Simplification is performed by JSONSchema
's simplified(given:)
method (which takes an OpenAPI.Components
value) or the DereferencedJSONSchema
simplified()
method.
let schemaData = """
{
"allOf": [
{
"type": "object",
"description": "A person",
"required": [ "name" ],
"properties": {
"name": { "type": "string" }
}
},
{
"type": "object",
"properties": {
"favoriteColor": {
"type": "string",
"enum": [ "red", "green", "blue" ]
}
}
}
]
}
""".data(using: .utf8)!
let personSchema = try JSONDecoder().decode(JSONSchema .self, from: schemaData)
.simplified(given: .noComponents)
// results in simplified schema equivalent to:
let personSchemaInCode = JSONSchema.object(
description: "A person",
properties: [
"name": .string,
"favoriteColor": try JSONSchema.string(required: false, allowedValues: "red", "green", "blue")
]
)
Default schema optionality
In OpenAPIKit v1, schemas created in-code defaulted to required: true
. While decoding, however, they would default to required: false
and then if a JSON Schema .object
had a "required" array containing a certain property, that property's required boolean would get flipped to true
. This is somewhat intuitive at face value, but it has the unintuitive side effect of all root schema components (i.e. a JSON Schema that does not live within another .object
) having required: false
because there is no parent "required" array to cause OpenAPIKit to flip its required boolean.

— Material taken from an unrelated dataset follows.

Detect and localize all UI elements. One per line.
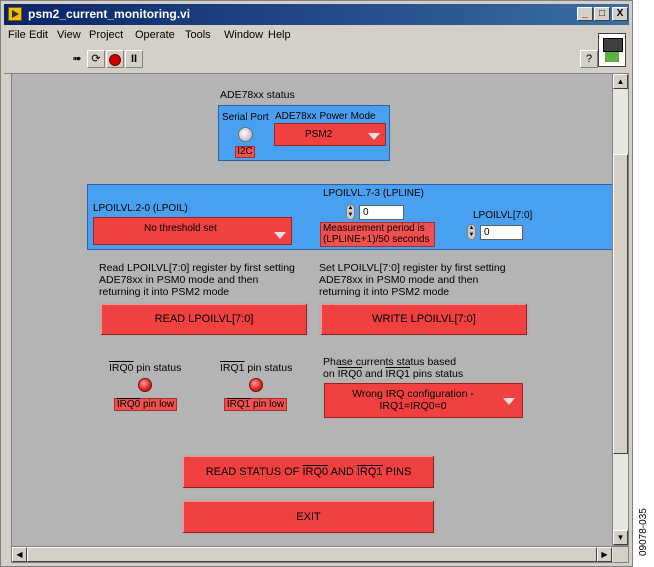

Again, this has no effect on the accuracy of encoding/decoding because the required boolean of a JSONSchema
value is only encoded as part of a parent schema's "required" array.
OpenAPIKit v2 swaps this decoding default to required: true
and instead flips the boolean to false
for all properties not found in a parent object's "required" array. This approach has the same effect upon encoding/decoding except for root schemas having required: true
which both aligns better with the default in-code required boolean and also makes more intuitive sense.
let schemaData = """
{
"type": "object",
"required": [
"test"
],
"properties": {
"test": {
"type": "string"
}
}
}
""".data(using: .utf8)!
//
// OpenAPIKit v1
//
let schema1 = try JSONDecoder().decode(JSONSchema.self, from: schemaData)
// results in:
let schema1InCode = JSONSchema.object(
required: false, // <-- note that this is unintuitive even though it has no effect on the correctness of the schema when encoded.
properties: [
"test": .string(required: true) // <-- note that this `required: true` could be omitted, it is the default for in-code construction.
]
)
//
// OpenAPIKit v2
//
let schema2 = try JSONDecoder().decode(JSONSchema.self, from: schemaData)
// results in:
let schema2InCode = JSONSchema.object(
required: true, // <-- note that this `required: true` could be omitted, it is the default for in-code construction.
properties: [
"test": .string(required: true) // <-- note that this `required: true` could be omitted, it is the default for in-code construction.
]
)
Version 2.0.0 Release Candidate 1
There are no substantial changes since the last beta and this release candidate. Test coverage has improved, a few gaps in the API have been closed, and the migration guide has been completed.
The v2 release notes (on the upcoming release) will summarize changes and the migration guide will be a resource to help quickly identify what breaking changes require attention.